Wednesday, December 14, 2005

Day 75: Gappa

Not too long ago, geologically speaking, there were sloths as big as elephants and wee little peoples that lived on an island with similarly wee elephants and huge fucking lizards (it seems as if Ray Harryhausen must have been consulted about this). All of that's changed now, but thankfully, the Japanese have refused to let the emotion tied to such overwhelmingly large God-like animals or prehistoric curiosities die. Though Gappa is eminently disposable, a rather weak entry in the giant beastie stomping through civilization because civilization cannot abide nature and must be cruelly punished for this fact genre and (sigh) doing the Kong thing again by having an expedition go to a South Pacific island where the natives worship said beastie, it got me thinking about the Pleistocene, that era when man and beast battled for supremacy. And good lord did we ever win.

There's a shot when two Gappas (which, by the way, are birds that also swim and have heat breath... they're Triphiban, according to the box) fly over some characters and I began thinking about a world in which large, giant eagle-lizard things actually existed and would, on occasion, fly overhead. What societal structures would rise up in reaction to Gappas? Would we have Gappa sirens? Would we build our houses differently so they weren't so easily crushed? Would a universal health care plan suddenly be a necessity since the monster attacks were so frequent, so deadly, so indiscriminate?

It's also amusing to me that these large monsters can be seen in an allegorical way for just about any disaster, natural or otherwise, that befalls us. It's not hard to go from Gappas to huricanes.

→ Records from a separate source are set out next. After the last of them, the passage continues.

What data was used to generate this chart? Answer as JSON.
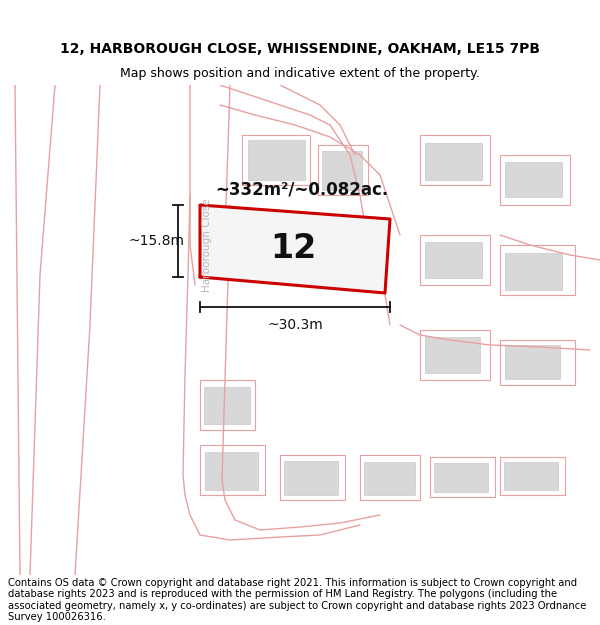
{
  "title_line1": "12, HARBOROUGH CLOSE, WHISSENDINE, OAKHAM, LE15 7PB",
  "title_line2": "Map shows position and indicative extent of the property.",
  "footer_text": "Contains OS data © Crown copyright and database right 2021. This information is subject to Crown copyright and database rights 2023 and is reproduced with the permission of HM Land Registry. The polygons (including the associated geometry, namely x, y co-ordinates) are subject to Crown copyright and database rights 2023 Ordnance Survey 100026316.",
  "area_label": "~332m²/~0.082ac.",
  "number_label": "12",
  "width_label": "~30.3m",
  "height_label": "~15.8m",
  "street_label": "Harborough Close",
  "title_fontsize": 10,
  "subtitle_fontsize": 9,
  "footer_fontsize": 7.2,
  "map_bg": "#ffffff",
  "building_color": "#d8d8d8",
  "road_line_color": "#e8a0a0",
  "plot_color": "#cc0000",
  "dim_color": "#111111",
  "street_label_color": "#b8b8b8"
}
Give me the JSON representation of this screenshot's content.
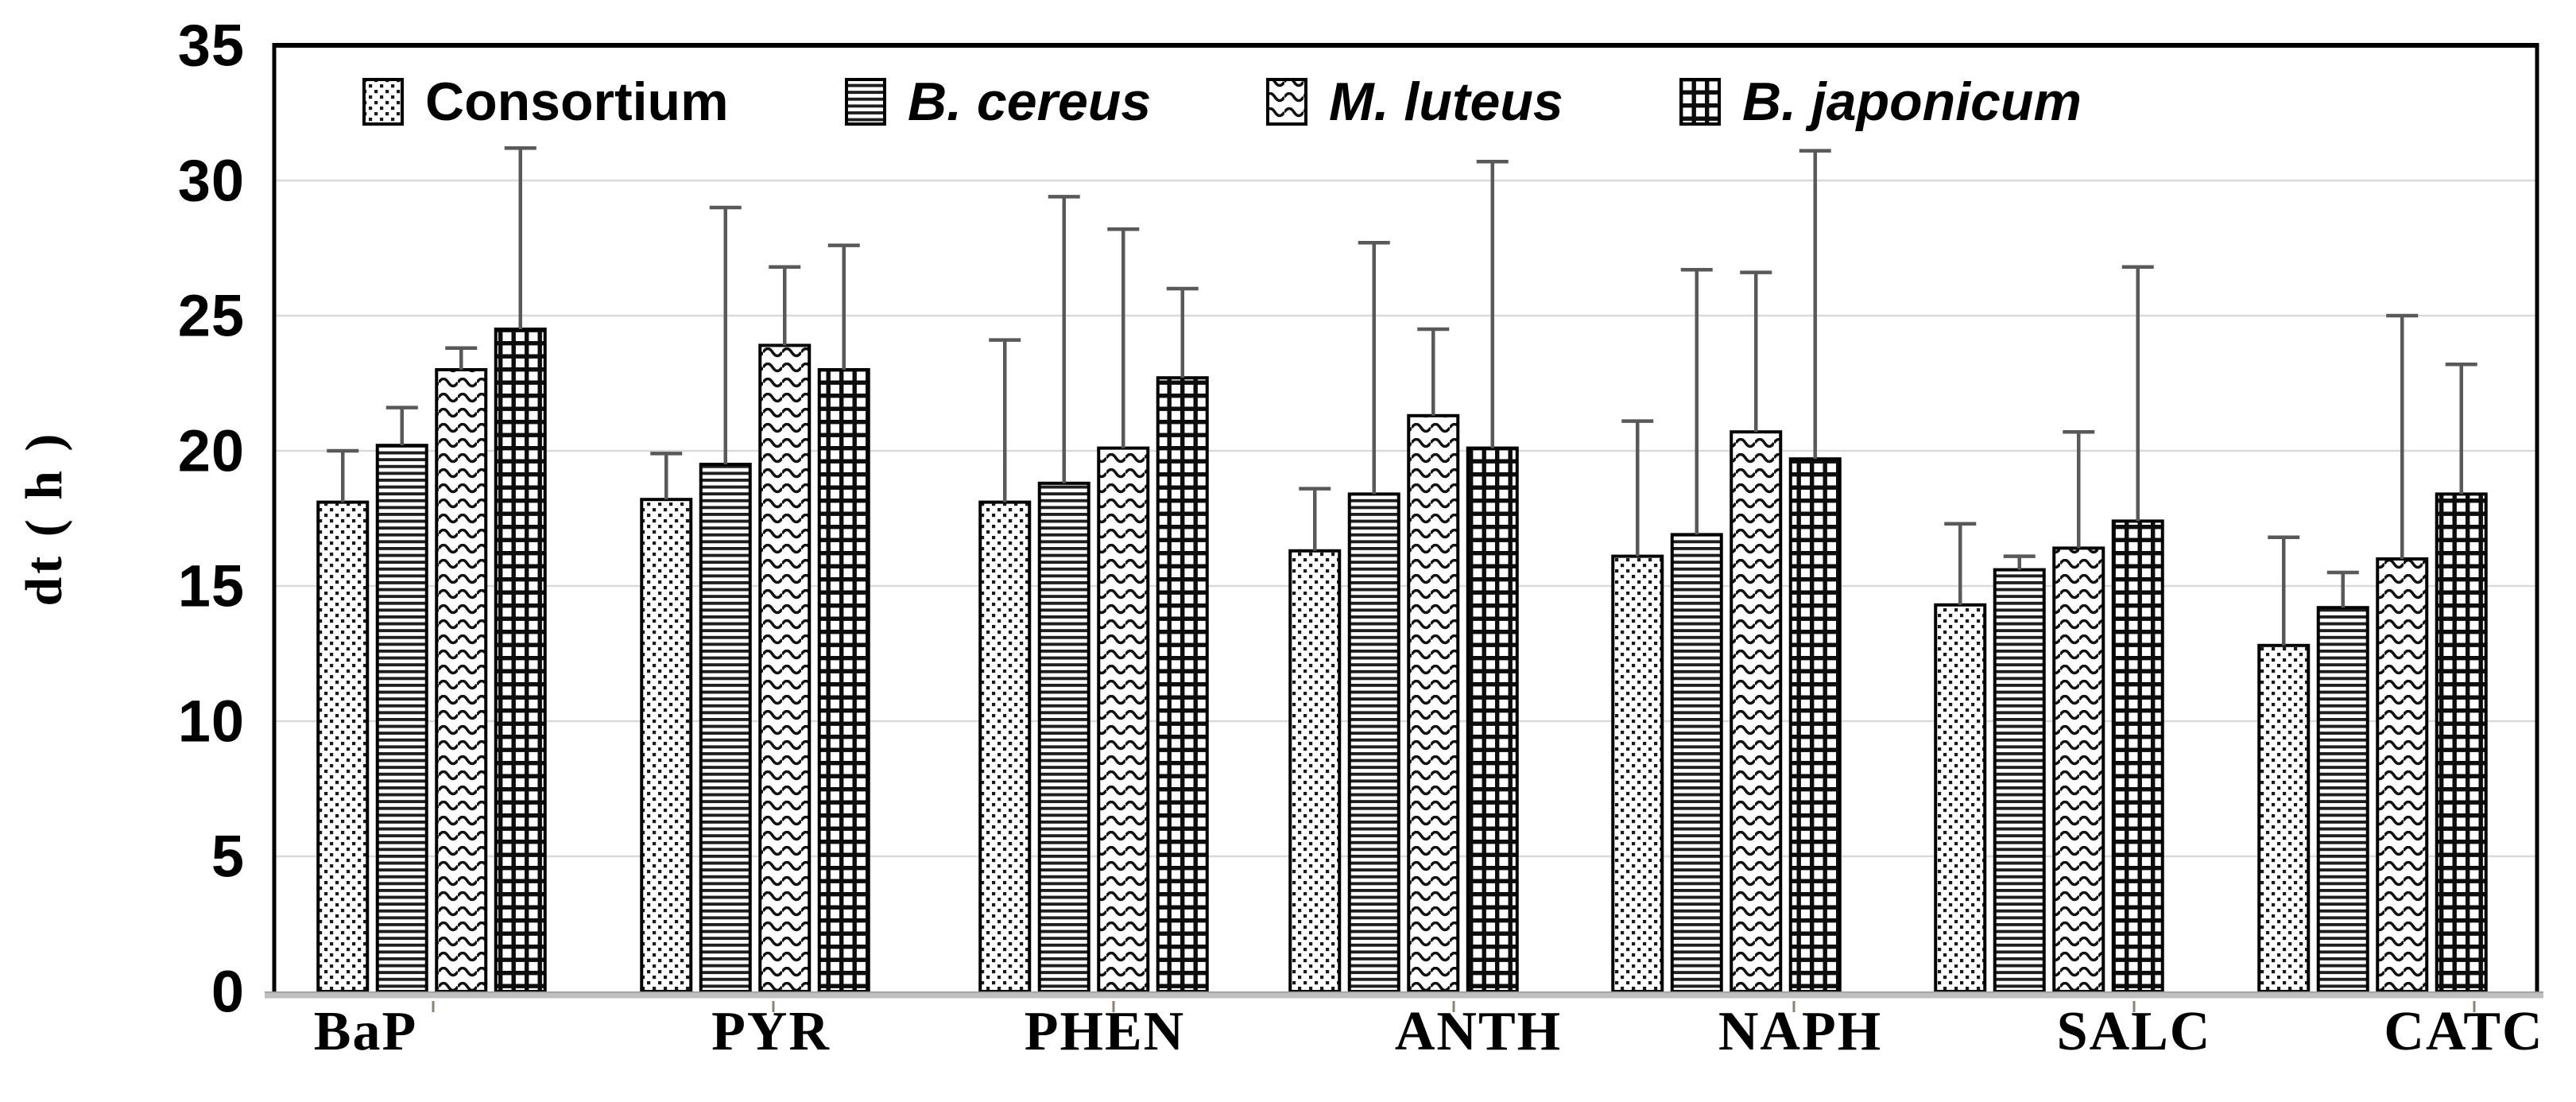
{
  "y_axis": {
    "title": "dt ( h )",
    "ticks": [
      "0",
      "5",
      "10",
      "15",
      "20",
      "25",
      "30",
      "35"
    ],
    "min": 0,
    "max": 35,
    "step": 5
  },
  "legend": [
    {
      "label": "Consortium",
      "italic": false,
      "pattern": "dots"
    },
    {
      "label": "B. cereus",
      "italic": true,
      "pattern": "hlines"
    },
    {
      "label": "M. luteus",
      "italic": true,
      "pattern": "waves"
    },
    {
      "label": "B. japonicum",
      "italic": true,
      "pattern": "grid"
    }
  ],
  "colors": {
    "bar_outline": "#000000",
    "error_bar": "#595959",
    "gridline": "#d9d9d9",
    "axis_border": "#000000",
    "baseline": "#bfbfbf",
    "baseline_edge": "#999999",
    "tick_mark": "#8c8274"
  },
  "chart_data": {
    "type": "bar",
    "title": "",
    "xlabel": "",
    "ylabel": "dt ( h )",
    "ylim": [
      0,
      35
    ],
    "grid": "horizontal",
    "legend_position": "top-inside",
    "error_bars": "upper-only",
    "categories": [
      "BaP",
      "PYR",
      "PHEN",
      "ANTH",
      "NAPH",
      "SALC",
      "CATC"
    ],
    "series": [
      {
        "name": "Consortium",
        "pattern": "dots",
        "values": [
          18.1,
          18.2,
          18.1,
          16.3,
          16.1,
          14.3,
          12.8
        ],
        "errors": [
          1.9,
          1.7,
          6.0,
          2.3,
          5.0,
          3.0,
          4.0
        ]
      },
      {
        "name": "B. cereus",
        "pattern": "hlines",
        "values": [
          20.2,
          19.5,
          18.8,
          18.4,
          16.9,
          15.6,
          14.2
        ],
        "errors": [
          1.4,
          9.5,
          10.6,
          9.3,
          9.8,
          0.5,
          1.3
        ]
      },
      {
        "name": "M. luteus",
        "pattern": "waves",
        "values": [
          23.0,
          23.9,
          20.1,
          21.3,
          20.7,
          16.4,
          16.0
        ],
        "errors": [
          0.8,
          2.9,
          8.1,
          3.2,
          5.9,
          4.3,
          9.0
        ]
      },
      {
        "name": "B. japonicum",
        "pattern": "grid",
        "values": [
          24.5,
          23.0,
          22.7,
          20.1,
          19.7,
          17.4,
          18.4
        ],
        "errors": [
          6.7,
          4.6,
          3.3,
          10.6,
          11.4,
          9.4,
          4.8
        ]
      }
    ]
  }
}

If there were Gappas, we'd have concerts for Gappa Relief, 2005, criticize various politicians that they weren't doing enough in the wake of a recent Gappa attack, debate as to whether the Gappas should be killed or studied, and whether Gappa was of theological or biological origin. Or maybe we wouldn't because we wouldn't have the fucking time to do any of these things, ducking falling debris as we would constantly be. Gappa wouldn't allow such idleness. Gappa would get angry that we weren't feeding him giant prehistoric seeds or large sloths.

Still, the film is empty calories. I used to love these Japanese monster movies as a kid; I wanted to be the guy in the suit stomping on tanks and shit, breathing fire, etc. And I can't deny I got the same old childish thrill from it at times. There were a couple of zoom-ins to the Gappa-eye that I thought were cool. But there aren't enough Gappattacks and too much eye-rolling, unconvincing humanity going on here. I found myself wishing that Godard or Kurosawa or someone with the clout and the ability to really explore the concept of giant fucking monsters had made one of these things. I mean, wouldn't it be a better world if we had Bergman's take on this genre? I used to think that all upcoming directors who showed talent should have to make a Star Trek movie, just to exercise and refine their filmmaking skills in an established universe, but now I'm starting to think that they should all make cheapo man-in-suit giant monster movies. Which reminds me, I have to put the finishing touches on my latest script: Godzilla vs. Pretensiousaurus

1 comment:

Ted said...

In a world in which large, giant eagle-lizard things actually existed and would, on occasion, fly overhead, we'd need better windshield wipers.